Puerto Rico's Democrats will vote June 1, near the end of the primary election process. While they are not allowed to vote in the general election, Puerto Rico's Democrats could prove a decisive force in the battle between Obama (D-Ill.) and Sen. Hillary Rodham Clinton (D-N.Y.).

At stake will be 55 delegates -- a number comparable to Oregon's -- to be apportioned by the percentage of the vote each candidate receives. Political observers there have said that Clinton has an edge, noting that her campaign was able to have the election switched from a caucus to a primary vote. To date, Obama has generally performed better in caucuses.

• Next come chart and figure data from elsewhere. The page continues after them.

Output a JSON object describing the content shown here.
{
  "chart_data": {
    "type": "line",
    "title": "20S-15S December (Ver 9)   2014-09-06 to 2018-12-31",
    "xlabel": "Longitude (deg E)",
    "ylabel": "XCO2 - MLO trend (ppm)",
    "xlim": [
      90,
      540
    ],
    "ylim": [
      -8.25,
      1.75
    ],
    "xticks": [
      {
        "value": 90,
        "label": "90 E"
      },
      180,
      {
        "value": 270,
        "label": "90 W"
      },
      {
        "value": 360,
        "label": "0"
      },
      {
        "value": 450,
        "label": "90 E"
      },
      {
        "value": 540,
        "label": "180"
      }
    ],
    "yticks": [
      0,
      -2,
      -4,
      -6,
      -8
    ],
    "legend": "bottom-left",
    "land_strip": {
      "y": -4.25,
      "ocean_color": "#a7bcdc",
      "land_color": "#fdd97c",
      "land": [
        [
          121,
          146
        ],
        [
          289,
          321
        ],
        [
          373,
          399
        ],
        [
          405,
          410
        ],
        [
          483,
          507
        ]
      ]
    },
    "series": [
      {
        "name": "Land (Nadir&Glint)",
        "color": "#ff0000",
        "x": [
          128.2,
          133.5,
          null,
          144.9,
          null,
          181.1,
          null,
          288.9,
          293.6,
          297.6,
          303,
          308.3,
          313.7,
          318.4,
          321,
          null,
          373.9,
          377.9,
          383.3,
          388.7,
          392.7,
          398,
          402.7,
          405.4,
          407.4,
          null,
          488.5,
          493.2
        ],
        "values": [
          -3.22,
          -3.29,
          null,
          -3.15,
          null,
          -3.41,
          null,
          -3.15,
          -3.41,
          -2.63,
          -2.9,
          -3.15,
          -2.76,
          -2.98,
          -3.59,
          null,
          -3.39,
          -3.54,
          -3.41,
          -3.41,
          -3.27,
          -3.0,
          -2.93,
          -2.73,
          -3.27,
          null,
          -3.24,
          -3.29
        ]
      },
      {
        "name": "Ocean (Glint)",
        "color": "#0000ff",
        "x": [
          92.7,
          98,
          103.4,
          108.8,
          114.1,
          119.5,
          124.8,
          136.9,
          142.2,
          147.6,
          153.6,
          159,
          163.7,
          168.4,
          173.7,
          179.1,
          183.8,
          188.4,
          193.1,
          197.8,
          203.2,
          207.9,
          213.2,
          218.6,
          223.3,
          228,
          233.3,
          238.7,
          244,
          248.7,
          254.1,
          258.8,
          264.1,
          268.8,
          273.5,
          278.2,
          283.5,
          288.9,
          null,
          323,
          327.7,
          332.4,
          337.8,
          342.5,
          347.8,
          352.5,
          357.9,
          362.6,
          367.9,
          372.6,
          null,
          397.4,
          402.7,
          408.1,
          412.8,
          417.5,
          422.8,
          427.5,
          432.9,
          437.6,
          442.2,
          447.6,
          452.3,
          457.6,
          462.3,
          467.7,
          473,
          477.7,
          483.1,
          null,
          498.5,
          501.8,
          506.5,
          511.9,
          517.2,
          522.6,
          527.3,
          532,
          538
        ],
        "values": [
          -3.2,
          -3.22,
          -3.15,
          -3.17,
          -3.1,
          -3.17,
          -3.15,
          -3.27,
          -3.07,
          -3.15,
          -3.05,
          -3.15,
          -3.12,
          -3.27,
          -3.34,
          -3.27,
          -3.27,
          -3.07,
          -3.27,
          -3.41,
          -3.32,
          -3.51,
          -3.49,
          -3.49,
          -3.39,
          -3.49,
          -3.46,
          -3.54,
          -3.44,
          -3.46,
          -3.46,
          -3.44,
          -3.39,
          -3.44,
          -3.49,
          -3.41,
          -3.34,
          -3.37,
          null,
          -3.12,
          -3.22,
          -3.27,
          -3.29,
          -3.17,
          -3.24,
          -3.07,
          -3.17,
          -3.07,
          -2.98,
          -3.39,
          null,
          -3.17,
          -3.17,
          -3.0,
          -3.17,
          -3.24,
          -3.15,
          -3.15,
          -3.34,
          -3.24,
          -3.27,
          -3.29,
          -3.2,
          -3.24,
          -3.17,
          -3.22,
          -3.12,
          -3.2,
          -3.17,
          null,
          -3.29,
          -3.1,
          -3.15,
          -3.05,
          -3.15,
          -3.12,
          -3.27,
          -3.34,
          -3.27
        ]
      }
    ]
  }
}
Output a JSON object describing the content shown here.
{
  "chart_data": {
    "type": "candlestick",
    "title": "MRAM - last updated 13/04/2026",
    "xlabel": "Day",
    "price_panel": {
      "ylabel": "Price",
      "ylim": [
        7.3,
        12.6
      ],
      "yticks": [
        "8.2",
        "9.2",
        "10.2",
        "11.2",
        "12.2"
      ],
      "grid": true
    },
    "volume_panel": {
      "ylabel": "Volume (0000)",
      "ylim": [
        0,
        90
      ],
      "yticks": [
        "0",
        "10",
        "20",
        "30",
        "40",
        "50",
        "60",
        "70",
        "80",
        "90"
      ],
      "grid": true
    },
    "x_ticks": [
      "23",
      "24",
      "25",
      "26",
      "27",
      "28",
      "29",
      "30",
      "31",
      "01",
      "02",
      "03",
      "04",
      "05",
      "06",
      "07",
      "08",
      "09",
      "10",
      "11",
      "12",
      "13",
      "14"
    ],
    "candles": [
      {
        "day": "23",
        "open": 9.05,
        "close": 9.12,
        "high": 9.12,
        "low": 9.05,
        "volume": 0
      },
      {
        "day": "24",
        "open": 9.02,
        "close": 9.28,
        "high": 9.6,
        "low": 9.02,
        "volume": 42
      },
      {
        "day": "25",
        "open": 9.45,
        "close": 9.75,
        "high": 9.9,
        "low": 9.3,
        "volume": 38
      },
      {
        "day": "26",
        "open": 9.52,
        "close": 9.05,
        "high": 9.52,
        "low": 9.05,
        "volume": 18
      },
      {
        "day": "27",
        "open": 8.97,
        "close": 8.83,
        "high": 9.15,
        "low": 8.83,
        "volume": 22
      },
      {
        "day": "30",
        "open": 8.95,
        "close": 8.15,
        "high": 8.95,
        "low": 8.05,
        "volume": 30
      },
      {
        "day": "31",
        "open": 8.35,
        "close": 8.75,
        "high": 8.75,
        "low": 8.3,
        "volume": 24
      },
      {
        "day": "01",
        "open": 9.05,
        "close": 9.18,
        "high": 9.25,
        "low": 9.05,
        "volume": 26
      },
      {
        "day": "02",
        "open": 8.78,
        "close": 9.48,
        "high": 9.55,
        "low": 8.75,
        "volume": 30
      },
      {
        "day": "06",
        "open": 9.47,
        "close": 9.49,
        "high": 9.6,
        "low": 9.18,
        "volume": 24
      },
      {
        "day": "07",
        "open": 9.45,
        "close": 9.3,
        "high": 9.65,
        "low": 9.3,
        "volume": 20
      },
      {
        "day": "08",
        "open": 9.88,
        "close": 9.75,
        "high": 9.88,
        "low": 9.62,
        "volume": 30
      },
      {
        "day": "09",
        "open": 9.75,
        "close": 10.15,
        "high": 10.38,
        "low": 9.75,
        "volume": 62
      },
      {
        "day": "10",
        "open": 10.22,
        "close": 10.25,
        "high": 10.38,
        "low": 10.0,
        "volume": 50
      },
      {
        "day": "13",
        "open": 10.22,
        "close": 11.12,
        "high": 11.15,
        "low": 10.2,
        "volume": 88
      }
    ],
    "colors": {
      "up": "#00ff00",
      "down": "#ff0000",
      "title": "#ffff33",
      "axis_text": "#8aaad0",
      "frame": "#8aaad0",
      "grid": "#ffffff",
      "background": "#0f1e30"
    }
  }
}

The criminal charges, returned by a grand jury Monday but unveiled to the public yesterday morning, put Acevedo Vila at the center of an eight-year-old alleged scheme to settle unpaid debts and evade election financing limits.

The problems date to 1999, when Acevedo Vila began to rack up hundreds of thousands of dollars in debts by running for a nonvoting spot in the U.S. House, the indictment said. He and his aides turned to subterfuge, taking money from relatives, engaging straw donors in the Philadelphia business community, and using corporate bank accounts and credit cards to hide the provenance of the cash, the indictment said.

Along the way, Acevedo Vila "personally participated in the solicitation, receipt and recording of" suspect contributions and closely tracked the decline in his campaign debts, according to the charging document filed against him. Prosecutors also detailed several incidents of personal enrichment, alleging that Acevedo Vila used illicit donations and campaign funds to pay his American Express bills for airfare to Orlando, Miami and Costa Rica.

He also received $57,000 worth of designer suits from employees connected to a firm identified in the indictment as "Company A," which performed campaign work for Acevedo Vila.

The indictment also accused Acevedo Vila of flouting spending limits in his 2004 run for governor by soliciting secret contributions. The allegation forms the basis of a charge that the governor bilked the commonwealth's treasury out of $7 million in public campaign funds.

Acevedo Vila and his aides, the indictment said, contacted the Office of Management and Budget, the Puerto Rico Housing Department, and the Puerto Rico Pension Fund to coordinate meetings and endorse the donors' clients for lucrative government contracts.

Attorneys for Eneidy Coreano Salgado, a former scheduler and administrator for Acevedo Vila, did not respond to telephone or e-mail messages.

Political corruption has plagued the commonwealth in recent years. Officials at an opposition party, the New Progressive Party of Puerto Rico, were convicted in 2006 of conspiracy, extortion and tax fraud and have been sentenced to five years.